The Church of the Nazarene was founded at Pilot Point, Texas, on October 13, 1908, with the merger of several independent holiness groups. There were initially 228 churches with 10,414 members. Since then, ten smaller denominations have joined the Nazarenes and growth by individual accessions has been rapid.

The church is governed by general superintendents elected at each quadrennial gathering from among the 660 official delegates from the 76 church districts. The 15th assembly reelected Hugh Benner, Hardy C. Powers, D. I. Vanderpool, G. B. Williamson and Samuel Young, and recognized the growth of the church by electing a sixth, Dr. V. H. Lewis, who has been superintendent of the Department of Evangelism.

Speaking for the superintendents in their annual report, Young said: “We do not claim to be the Church of Christ in any exclusive sense, but we would identify ourselves as a vital part of His great church and face our responsibilities. We are never free to ignore the disciplines of holy living.

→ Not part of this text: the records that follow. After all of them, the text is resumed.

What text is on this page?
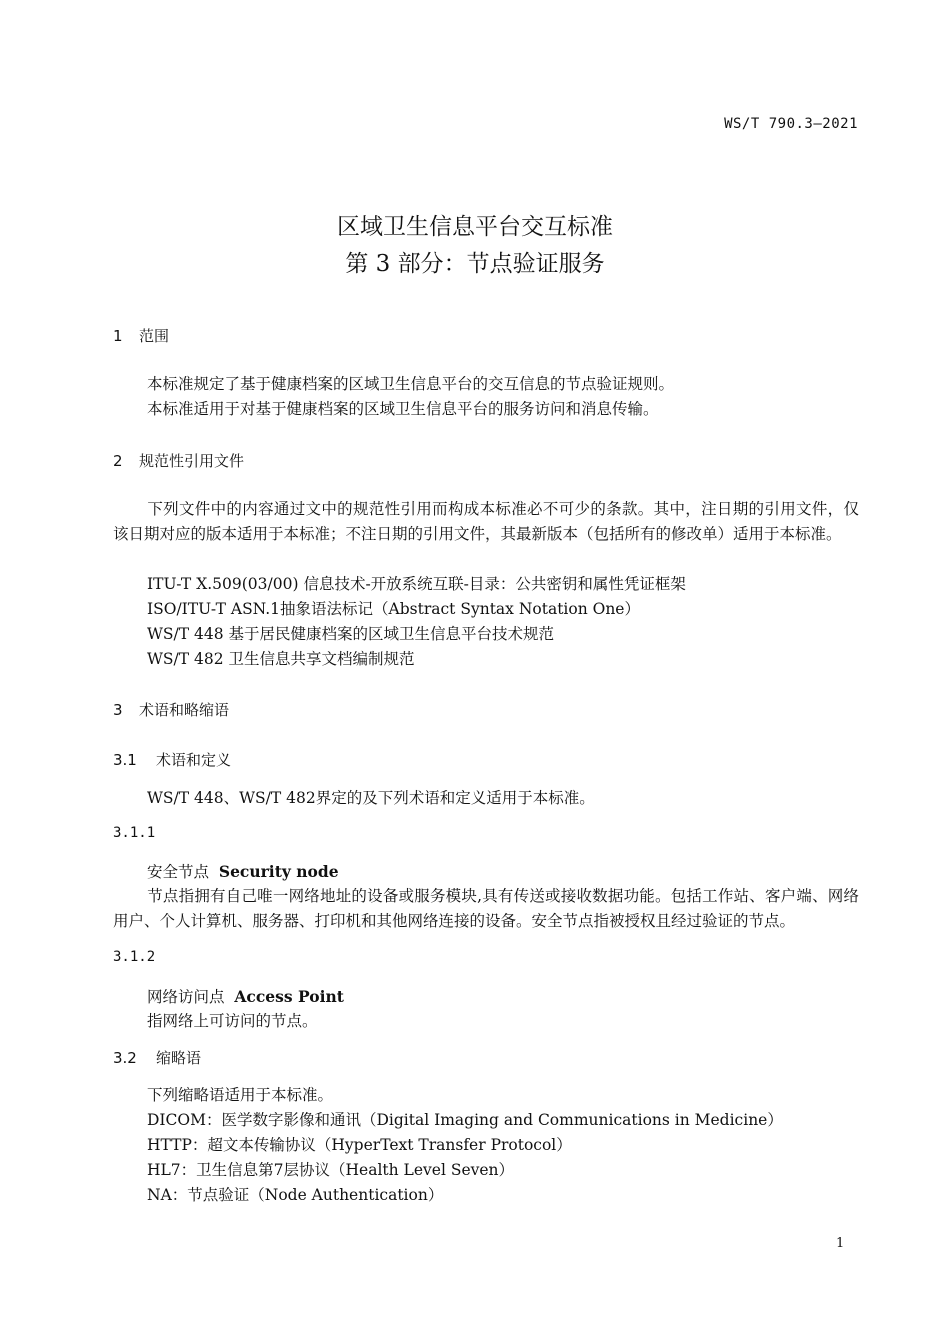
WS/T 790.3—2021
区域卫生信息平台交互标准
第 3 部分：节点验证服务
1 范围
本标准规定了基于健康档案的区域卫生信息平台的交互信息的节点验证规则。
本标准适用于对基于健康档案的区域卫生信息平台的服务访问和消息传输。
2 规范性引用文件
下列文件中的内容通过文中的规范性引用而构成本标准必不可少的条款。其中，注日期的引用文件，仅该日期对应的版本适用于本标准；不注日期的引用文件，其最新版本（包括所有的修改单）适用于本标准。
ITU-T X.509(03/00) 信息技术-开放系统互联-目录：公共密钥和属性凭证框架
ISO/ITU-T ASN.1抽象语法标记（Abstract Syntax Notation One）
WS/T 448 基于居民健康档案的区域卫生信息平台技术规范
WS/T 482 卫生信息共享文档编制规范
3 术语和略缩语
3.1 术语和定义
WS/T 448、WS/T 482界定的及下列术语和定义适用于本标准。
3.1.1
安全节点 Security node
节点指拥有自己唯一网络地址的设备或服务模块,具有传送或接收数据功能。包括工作站、客户端、网络用户、个人计算机、服务器、打印机和其他网络连接的设备。安全节点指被授权且经过验证的节点。
3.1.2
网络访问点 Access Point
指网络上可访问的节点。
3.2 缩略语
下列缩略语适用于本标准。
DICOM：医学数字影像和通讯（Digital Imaging and Communications in Medicine）
HTTP：超文本传输协议（HyperText Transfer Protocol）
HL7：卫生信息第7层协议（Health Level Seven）
NA：节点验证（Node Authentication）
1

There is no divine strength without obedience to the divine will.”

Young challenged the church to obtain 800 new local congregations, 70,000 new members, 100 new missionaries, 150,000 new Sunday School pupils and $18,000,000 for missions and general expenses in the next four years.

At Kansas City, Kansas—Some 1,400 delegates to the annual meeting of the American Baptist Association agreed to “use our influence in every way honorably posible” to prevent a Roman Catholic from becoming president.

A unanimously-adopted resolution described the Catholic church as “an international religious-political organization whose religious and political dogmas and concepts are in absolute conflict with our United States constitutional concepts of separation of Church and State and religious freedom.”

The ABA is made up of some 3,000 churches, mainly in the South and Southwest, with a combined membership of 600,000. It is not related to the much larger American Baptist Convention.

ABA President Hoyt Chastain told delegates that “no man can be loyal to the United States and the Vatican at the same time.”

“Baptists have never opposed a man for president because of his religion,” he said. “But Catholicism is more than a religion. The Vatican is a political state.”

At Winona Lake, Indiana—The centenary General Conference of the Free Methodist Church of North America voted to organize overseas counterparts and an international fellowship. Delegates to the 25th quadrennial conference also endorsed the action of the Free Methodist Board of Missions to sever relations with the National Council of Churches’ Division of Foreign Missions and approved the use of service agencies of the Evangelical Foreign Missions Association (a resolution supporting the board’s move cited theological differences and variant social, economic and political views expressed in pronouncements by the NCC and its units not in harmony with the denomination’s views).

In establishing the new international structure, delegates authorized general conferences for Egypt, where there are some 5,000 Free Methodists, and for Japan, where there are about 3,000. Others will be authorized as “maturity requirements” are met. All will be bound together under the newly-organized World Fellowship of Free Methodist Churches.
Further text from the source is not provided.